Komisar confronts both society’s lack of material support for mothers and children by hardly ever providing paid maternity leave; and she also confronts cultural concepts that all caregivers are equal. She says, “Today, when fathers are more involved in raising their children than ever before, the idea of the unique and irreplaceable role of a mother may seem old fashioned. And yet there is significant evidence that biology has an impact on the different ways men and women nurture…most recent research has shown that a mother’s unique presence is critical to the emotional development and mental health of her children in their early years.”

Komisar is acknowledging the importance of fathers, but notes how hormonal differences play a different role in childrearing. Where the mother (female) produces more oxytocin, the father (male) produces more vasopressin. Oxytocin is sometimes called the “love” hormone or the trust and bonding hormone. Vasopressin, on the other hand, gives rise to aggressive protective responses. Both hormones are present in both parents, but not in equal measure. These biological differences are what makes the mother-infant bond unique.

Komisar argues that mothers, because of this difference, provide the infant and young child emotional regulation, soothing, and comfort. The father’s function is to help the child to separate from the mother as she or he begins to gain independence.

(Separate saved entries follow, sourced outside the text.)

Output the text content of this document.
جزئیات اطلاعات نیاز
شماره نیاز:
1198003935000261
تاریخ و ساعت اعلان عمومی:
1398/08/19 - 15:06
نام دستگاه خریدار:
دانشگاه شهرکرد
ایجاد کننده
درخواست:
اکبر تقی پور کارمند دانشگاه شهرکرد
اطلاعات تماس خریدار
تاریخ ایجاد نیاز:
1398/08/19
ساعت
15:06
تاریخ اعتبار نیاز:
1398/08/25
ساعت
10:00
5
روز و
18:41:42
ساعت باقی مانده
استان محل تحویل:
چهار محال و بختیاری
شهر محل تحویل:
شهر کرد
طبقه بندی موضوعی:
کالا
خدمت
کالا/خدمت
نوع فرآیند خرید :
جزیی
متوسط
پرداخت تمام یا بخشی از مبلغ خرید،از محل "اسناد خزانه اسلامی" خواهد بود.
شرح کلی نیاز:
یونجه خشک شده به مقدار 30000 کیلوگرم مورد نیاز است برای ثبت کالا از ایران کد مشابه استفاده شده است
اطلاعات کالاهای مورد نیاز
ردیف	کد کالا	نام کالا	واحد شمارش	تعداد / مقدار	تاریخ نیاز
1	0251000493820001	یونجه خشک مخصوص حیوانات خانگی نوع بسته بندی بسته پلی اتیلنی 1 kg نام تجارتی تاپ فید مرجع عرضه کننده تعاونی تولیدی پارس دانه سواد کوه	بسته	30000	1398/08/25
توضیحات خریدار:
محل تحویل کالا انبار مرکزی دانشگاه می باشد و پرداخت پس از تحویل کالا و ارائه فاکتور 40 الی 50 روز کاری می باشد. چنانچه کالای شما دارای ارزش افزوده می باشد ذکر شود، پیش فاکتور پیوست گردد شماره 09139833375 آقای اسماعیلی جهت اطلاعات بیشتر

Because of the importance of the mother in the first three years of life, Komisar would like to see more women not have to work outside the home for those years. However, many women do not have the luxury of that option. While many European countries, as well as Australia, have parental leave (shared by both mothers and fathers), the United States, for all its talk of family values, gives short shrift to such support for parents and children. Even CHIP, the Children’s Health Insurance Program, has been defunded.

Consider this. If women—professional women such as surgeons—are getting paid twenty to thirty per cent less than their male colleagues in the U.S., why would we consider women’s role with children to be important enough to warrant ample maternity leave? I think part of the issue at hand is that in the end we as a society really don’t care enough about the role of women in it. We certainly don’t appear to care about children beyond our own. If we did, things could be different.

The whole of the country benefits when all children are given the nurture needed. Part of that nurturing is dependent on society’s support of the nurturer—beyond platitudes and into policy and practice.